Preliminary Paintings

 
The Department holds in its custody documents concerning the history of the building of the museum and its interior decoration, together with relevant illustrations. Everything from postcards and pencil sketches to aerial photographs are to be found here. Depictions such as those of the animal collection at the Josefplatz, the Imperial botanical collection on the Rennweg and the old mineral collection in the Augustinergang throw light on the history of the institutions which were forerunners of the Natural History Museum.
 
The landscape painter Eduard Ameseder (1856 Czernowitz - 1938 Vienna) had been a pupil of the Academy of Fine Arts since 1876. From 1887 to 1891 he continued his studies in Karlsruhe under Gustav Schönleber (1851 - 1917).
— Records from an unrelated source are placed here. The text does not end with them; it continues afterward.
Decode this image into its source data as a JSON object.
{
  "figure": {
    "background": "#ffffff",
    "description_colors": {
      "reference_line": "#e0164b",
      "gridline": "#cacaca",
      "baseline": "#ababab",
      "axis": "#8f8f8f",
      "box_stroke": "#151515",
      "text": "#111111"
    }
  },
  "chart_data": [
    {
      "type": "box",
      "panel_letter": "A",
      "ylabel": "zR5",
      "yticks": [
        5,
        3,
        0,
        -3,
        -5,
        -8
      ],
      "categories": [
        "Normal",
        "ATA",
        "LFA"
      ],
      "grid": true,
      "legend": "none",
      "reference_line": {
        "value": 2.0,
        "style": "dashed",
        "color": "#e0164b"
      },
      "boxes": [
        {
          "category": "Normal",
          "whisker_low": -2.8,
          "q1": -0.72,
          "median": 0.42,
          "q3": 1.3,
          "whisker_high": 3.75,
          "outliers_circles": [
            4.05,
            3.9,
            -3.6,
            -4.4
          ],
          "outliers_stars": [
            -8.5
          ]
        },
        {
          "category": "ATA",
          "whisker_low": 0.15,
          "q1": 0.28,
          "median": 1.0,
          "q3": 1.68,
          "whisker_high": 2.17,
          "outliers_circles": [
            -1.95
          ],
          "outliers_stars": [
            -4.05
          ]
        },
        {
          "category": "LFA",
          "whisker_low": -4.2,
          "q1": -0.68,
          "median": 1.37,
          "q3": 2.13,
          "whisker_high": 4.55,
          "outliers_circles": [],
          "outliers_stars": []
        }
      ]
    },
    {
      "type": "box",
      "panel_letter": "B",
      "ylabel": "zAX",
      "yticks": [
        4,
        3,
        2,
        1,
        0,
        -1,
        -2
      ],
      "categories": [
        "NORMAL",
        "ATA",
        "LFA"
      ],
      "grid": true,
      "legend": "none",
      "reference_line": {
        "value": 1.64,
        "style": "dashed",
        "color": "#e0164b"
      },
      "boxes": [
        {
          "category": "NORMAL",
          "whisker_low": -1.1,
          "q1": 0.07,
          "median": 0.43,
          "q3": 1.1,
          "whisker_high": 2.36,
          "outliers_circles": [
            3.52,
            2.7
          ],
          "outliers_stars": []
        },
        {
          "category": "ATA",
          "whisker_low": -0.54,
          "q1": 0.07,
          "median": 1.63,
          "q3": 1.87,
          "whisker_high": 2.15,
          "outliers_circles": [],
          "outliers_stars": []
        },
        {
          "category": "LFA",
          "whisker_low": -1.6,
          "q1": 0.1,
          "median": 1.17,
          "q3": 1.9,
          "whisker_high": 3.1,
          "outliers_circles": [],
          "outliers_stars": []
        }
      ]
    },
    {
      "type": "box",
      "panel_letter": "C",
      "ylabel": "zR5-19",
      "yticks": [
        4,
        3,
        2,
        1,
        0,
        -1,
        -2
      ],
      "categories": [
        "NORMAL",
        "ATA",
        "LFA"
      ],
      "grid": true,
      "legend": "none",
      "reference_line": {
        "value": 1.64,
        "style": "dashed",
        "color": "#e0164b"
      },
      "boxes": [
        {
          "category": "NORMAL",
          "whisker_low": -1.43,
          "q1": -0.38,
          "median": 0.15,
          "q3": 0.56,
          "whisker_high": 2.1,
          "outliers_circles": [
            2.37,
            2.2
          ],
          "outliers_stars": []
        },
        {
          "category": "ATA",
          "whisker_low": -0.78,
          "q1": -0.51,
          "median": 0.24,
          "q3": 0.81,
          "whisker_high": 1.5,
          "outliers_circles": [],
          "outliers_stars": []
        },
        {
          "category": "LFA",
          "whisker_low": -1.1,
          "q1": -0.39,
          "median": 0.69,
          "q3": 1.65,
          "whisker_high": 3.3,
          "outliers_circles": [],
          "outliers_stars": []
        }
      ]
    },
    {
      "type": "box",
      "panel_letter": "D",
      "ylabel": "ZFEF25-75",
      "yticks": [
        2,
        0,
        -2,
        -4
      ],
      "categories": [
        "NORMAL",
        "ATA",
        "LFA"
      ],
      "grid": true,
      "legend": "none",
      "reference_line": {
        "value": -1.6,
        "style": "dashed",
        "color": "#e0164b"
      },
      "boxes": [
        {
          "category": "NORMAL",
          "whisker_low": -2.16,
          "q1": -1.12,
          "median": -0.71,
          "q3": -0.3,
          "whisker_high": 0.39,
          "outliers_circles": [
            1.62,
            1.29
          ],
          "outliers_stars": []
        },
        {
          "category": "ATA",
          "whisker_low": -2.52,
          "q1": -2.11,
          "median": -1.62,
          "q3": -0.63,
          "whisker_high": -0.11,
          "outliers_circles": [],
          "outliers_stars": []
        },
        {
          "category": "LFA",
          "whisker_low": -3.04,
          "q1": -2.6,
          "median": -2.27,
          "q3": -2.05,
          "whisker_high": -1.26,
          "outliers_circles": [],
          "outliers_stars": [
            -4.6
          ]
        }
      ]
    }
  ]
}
After staying in Munich for one year Ameseder worked in Vienna again from 1893. A great number of the illustrations in the volume “The Austrian-Hungarian Monarchy in word and picture” are attributable to him. In 1887 Ameseder was commissioned by the Imperial Natural History Court Museum to create two oil-paintings, which depict the first and fourth rooms of the old mineral collection in the Augustinergang. These were then shown in Room V, today the Meteorite Room. As a model for his pictures he first completed watercolours. The accompanying illustration shows the painting “First Room of the Imperial Mineral Collection” with its group of stalactites and large pyramid of salt. In the background, sitting at his desk, the later Director of the Department, Friedrich Martin Berwerth (1850 - 1918), then an assistant, can be seen, and in the foreground, Wenzel Wennisch, a day-worker and former chamberlain of Emperor Maximilian in Mexico,. The two children in the middle of the picture are the two younger sisters of the painter. Next to the stalactites is Emmy Berwerth, maiden name Frankel, the niece of Eduard Suess, with Luise, the youngest daughter of the senior ship-building engineer, Karl Kúzmany. After the painting was lost in the showroom, a watercolour by the painter Fahrid Sabha, born in Vienna in 1962, served as a model in 1983/84 for a new version of this work to be commissioned. Beyond the central significance to the museum of the collections themselves, these pictures clearly demonstrate the continuous unity between these objects and the place, with its artistic setting, where they are stored.